His research interests concern the capacity of physics to open new ways of understanding in biology, especially at the nanoscale. This research, often delivered in instrument and protocol forms, is interdisciplinary and explores themes of physics, chemistry, mathematics and informatics. Starting from his education on physical and chemical biology in MIPT, the focus of his research has been for a number of years within the area “where physics meets biology”. Professor Snopok is one of the founders of several approaches based on surface plasmon resonance phenomena and their biological applications, and author of the dynamic concept of complex chemical sensing. He has published over 100 journal articles and book chapters, holding 15 patents in fields ranging from physics to biology, and a co-author with more than 100 researchers from over 20 countries. Currently, he is working on principles of “conservative evolution” specific for the systems that undergo their development within conservative sets of possibilities (e.g. sensors, parties, nations).

The focus of his research at the IAS will address a suite of problems associated with the research project sponsored by the IAS: Dynamic Interactions at Cell Membrane Interfaces, led by Dr Kislon Voitchovsky (Physics).
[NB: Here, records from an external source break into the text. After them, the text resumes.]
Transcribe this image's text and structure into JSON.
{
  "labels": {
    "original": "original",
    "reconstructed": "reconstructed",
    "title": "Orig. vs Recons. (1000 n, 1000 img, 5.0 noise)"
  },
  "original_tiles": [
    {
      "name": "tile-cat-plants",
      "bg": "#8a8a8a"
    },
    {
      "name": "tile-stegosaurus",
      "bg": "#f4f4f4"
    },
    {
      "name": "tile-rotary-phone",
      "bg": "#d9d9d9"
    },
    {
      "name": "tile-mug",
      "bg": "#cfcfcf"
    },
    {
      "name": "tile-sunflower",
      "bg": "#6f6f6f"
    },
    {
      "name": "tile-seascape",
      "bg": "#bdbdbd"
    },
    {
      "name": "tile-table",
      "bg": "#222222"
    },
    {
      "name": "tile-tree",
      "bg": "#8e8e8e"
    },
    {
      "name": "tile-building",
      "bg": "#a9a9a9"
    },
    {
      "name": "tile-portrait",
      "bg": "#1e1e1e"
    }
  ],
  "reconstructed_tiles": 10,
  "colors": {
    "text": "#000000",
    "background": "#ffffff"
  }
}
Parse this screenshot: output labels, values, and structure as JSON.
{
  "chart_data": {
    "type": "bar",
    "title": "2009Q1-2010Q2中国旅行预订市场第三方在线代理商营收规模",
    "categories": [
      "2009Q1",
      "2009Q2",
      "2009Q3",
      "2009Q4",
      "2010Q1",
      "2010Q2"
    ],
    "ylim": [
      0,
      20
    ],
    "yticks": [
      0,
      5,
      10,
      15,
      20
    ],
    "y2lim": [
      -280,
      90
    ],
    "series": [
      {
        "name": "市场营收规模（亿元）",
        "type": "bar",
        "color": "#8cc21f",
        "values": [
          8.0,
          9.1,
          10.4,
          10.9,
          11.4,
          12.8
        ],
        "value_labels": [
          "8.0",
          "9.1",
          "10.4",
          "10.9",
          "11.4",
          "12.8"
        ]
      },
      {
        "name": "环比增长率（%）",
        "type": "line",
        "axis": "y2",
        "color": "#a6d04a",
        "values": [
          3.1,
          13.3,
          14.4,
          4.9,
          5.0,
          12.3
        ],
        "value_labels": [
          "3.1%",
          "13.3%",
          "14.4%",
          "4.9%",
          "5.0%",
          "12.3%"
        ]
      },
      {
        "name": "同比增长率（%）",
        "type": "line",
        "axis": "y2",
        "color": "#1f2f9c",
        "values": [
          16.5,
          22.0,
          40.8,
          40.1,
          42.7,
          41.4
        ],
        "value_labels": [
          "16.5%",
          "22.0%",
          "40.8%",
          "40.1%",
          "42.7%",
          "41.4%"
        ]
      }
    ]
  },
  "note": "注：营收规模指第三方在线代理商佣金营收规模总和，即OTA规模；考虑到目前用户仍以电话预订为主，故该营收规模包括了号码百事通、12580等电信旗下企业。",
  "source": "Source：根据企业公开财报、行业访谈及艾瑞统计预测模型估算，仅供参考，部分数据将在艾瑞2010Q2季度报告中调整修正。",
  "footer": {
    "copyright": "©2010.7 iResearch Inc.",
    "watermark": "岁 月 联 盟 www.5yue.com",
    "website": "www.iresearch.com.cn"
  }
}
Gaining a deeper understanding of and designing novel strategies to manipulate supramolecular ensembles of biomolecules is of the utmost importance to understand how the environment is structured at the nanoscale level. Professor Snopok’s expertise could be utilized by using his experience in the field of analysis of molecular processes near the dynamically assembled functional bio-interfaces. This allows the development of artificial ensembles based on electrostatic levitation phenomena well suited for investigation and modeling of dynamical processes at the cell membrane interfaces – this is the key element that imparts functionality to these structures and hence transforms them into a feasible instrumentation.